Lyon como punto de inflexión

La decisión de salir del Santiago Bernabéu, aunque fuera de forma temporal, pudo interpretarse como un frenazo. En su cabeza fue todo lo contrario. “No fue difícil ir a Lyon. Al final, Dios me dijo que tenía que ir, y fui. No tenía miedo; ha sido una de las mejores decisiones de mi vida. Necesitaba jugar”, afirma.

En Francia ha encontrado lo que pedía: minutos, goles, asistencias, continuidad. “He podido marcar goles, dar asistencias y jugar muchos minutos”. Nada más valioso para un delantero de su edad que el tiempo en el césped. El escaparate ya lo tenía; le faltaba el escenario para equivocarse, corregir y crecer.

El sueño mundialista y el peso de la camiseta

Mientras se consolida en Europa, su mirada ya está puesta en el gran escenario: el Mundial. Para un chico que creció con la camiseta amarilla como segunda piel, la cita global es algo más que un torneo.

“Jugar un Mundial es lo más grande. Poder representar a mi país es un sueño hecho realidad”, confiesa.

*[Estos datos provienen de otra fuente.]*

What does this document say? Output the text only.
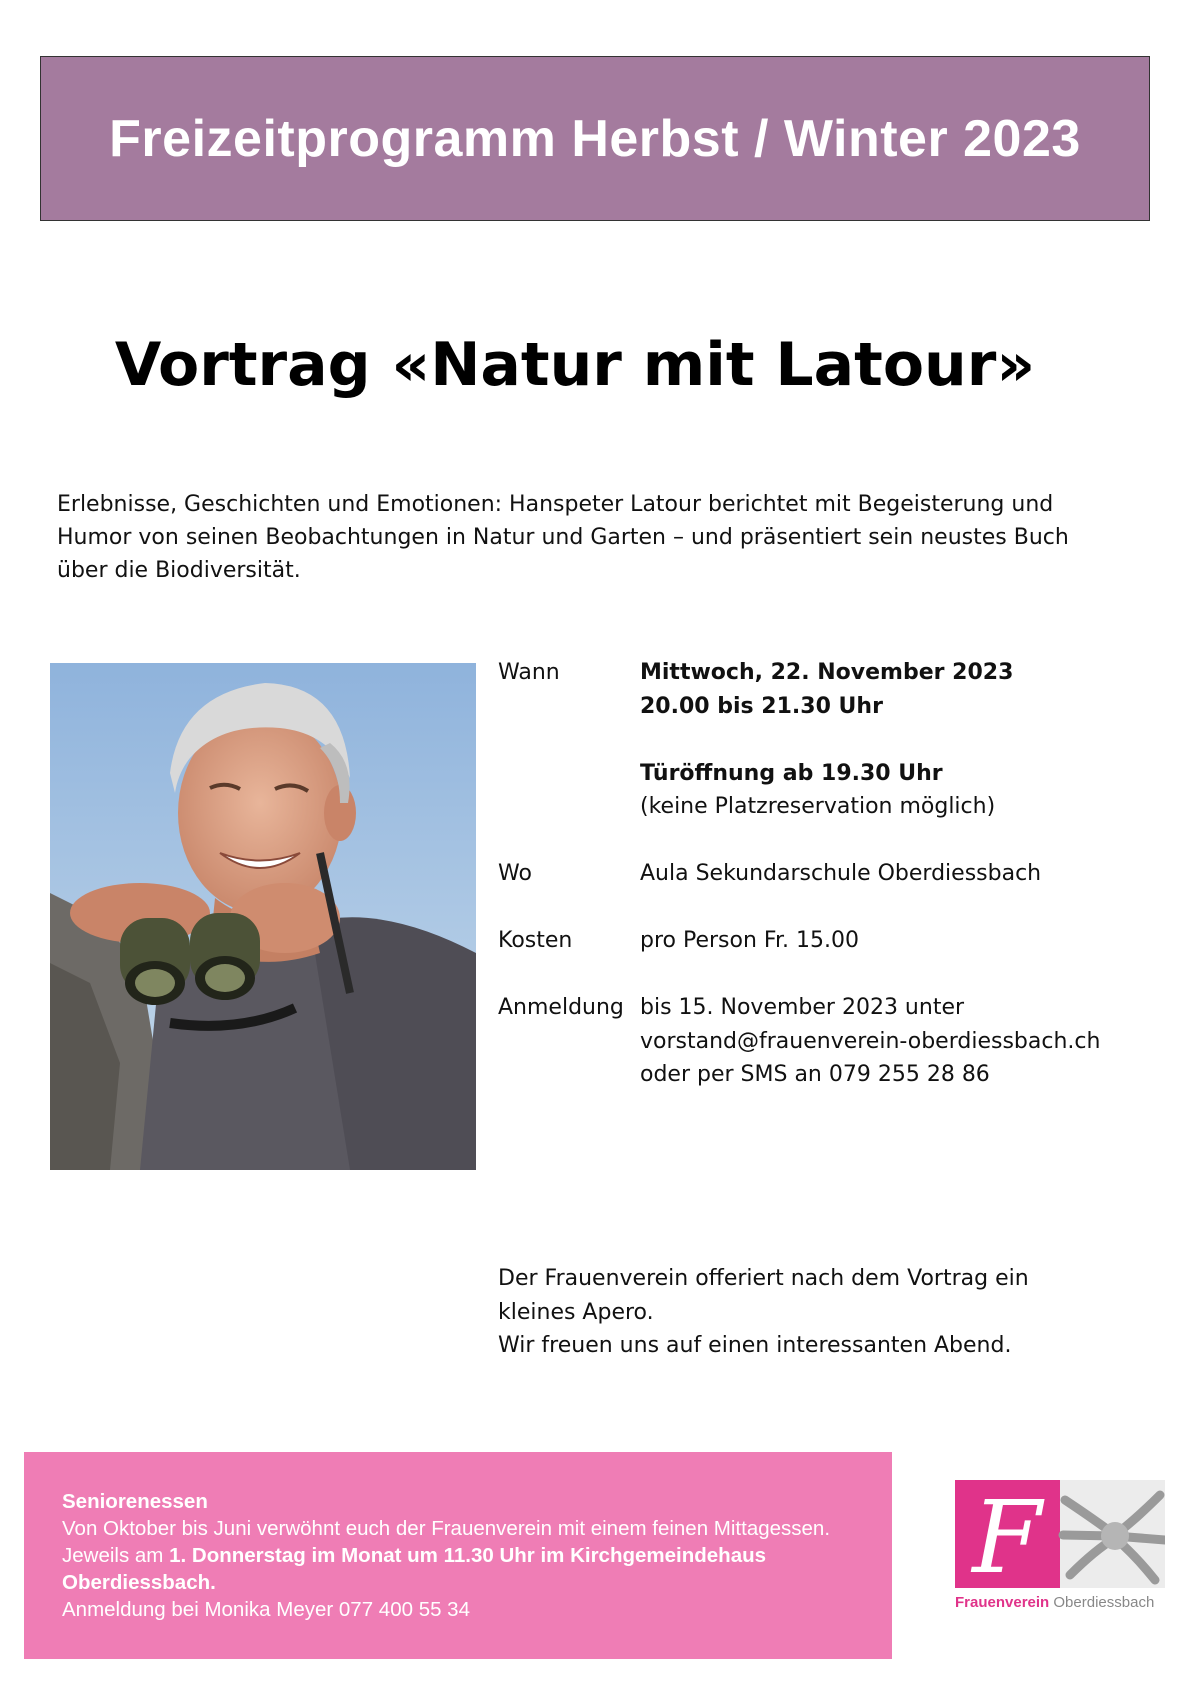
Freizeitprogramm Herbst / Winter 2023
Vortrag «Natur mit Latour»
Erlebnisse, Geschichten und Emotionen: Hanspeter Latour berichtet mit Begeisterung und Humor von seinen Beobachtungen in Natur und Garten – und präsentiert sein neustes Buch über die Biodiversität.
Wann	Mittwoch, 22. November 2023
20.00 bis 21.30 Uhr
Türöffnung ab 19.30 Uhr
(keine Platzreservation möglich)
Wo	Aula Sekundarschule Oberdiessbach
Kosten	pro Person Fr. 15.00
Anmeldung bis 15. November 2023 unter
vorstand@frauenverein-oberdiessbach.ch
oder per SMS an 079 255 28 86
Der Frauenverein offeriert nach dem Vortrag ein
kleines Apero.
Wir freuen uns auf einen interessanten Abend.
Seniorenessen
Von Oktober bis Juni verwöhnt euch der Frauenverein mit einem feinen Mittagessen.
Jeweils am 1. Donnerstag im Monat um 11.30 Uhr im Kirchgemeindehaus
Oberdiessbach.
Anmeldung bei Monika Meyer 077 400 55 34
F
Frauenverein Oberdiessbach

No es una frase vacía: Brasil lleva demasiado tiempo sin levantar el trofeo que marcó su identidad futbolística. “El Mundial es muy importante para la gente, y hace mucho que no lo ganamos”, recuerda, con la naturalidad de quien entiende la historia que carga esa camiseta.

En ese contexto, aparece un nombre inevitable: Neymar. “Neymar tiene ADN brasileño. Es uno de los mejores de nuestra historia”. No hay duda ni matiz en sus palabras. Para Endrick, el 10 es referencia, espejo y advertencia de lo que significa vivir bajo el foco permanente.

También se detiene en la figura de su seleccionador y de quien marca su camino en Europa. “Me llevo muy bien con Ancelotti. Es un gran entrenador y te entiende muy bien como persona. Sé que tienen mucho respeto por mí”. El respeto, otra palabra clave en la trayectoria de un futbolista que aún no ha cumplido la promesa que todos proyectan sobre él, pero que ya siente el respaldo de uno de los técnicos más influyentes del fútbol moderno.

Endrick se mueve entre gigantes, pero habla como alguien que ha entendido algo básico: el talento abre la puerta, la cabeza decide cuánto tiempo se queda dentro. La pregunta ya no es si tiene condiciones. Es cuánto podrá sostenerlas cuando el próximo gran escenario, el Mundial, lo ponga frente al espejo definitivo.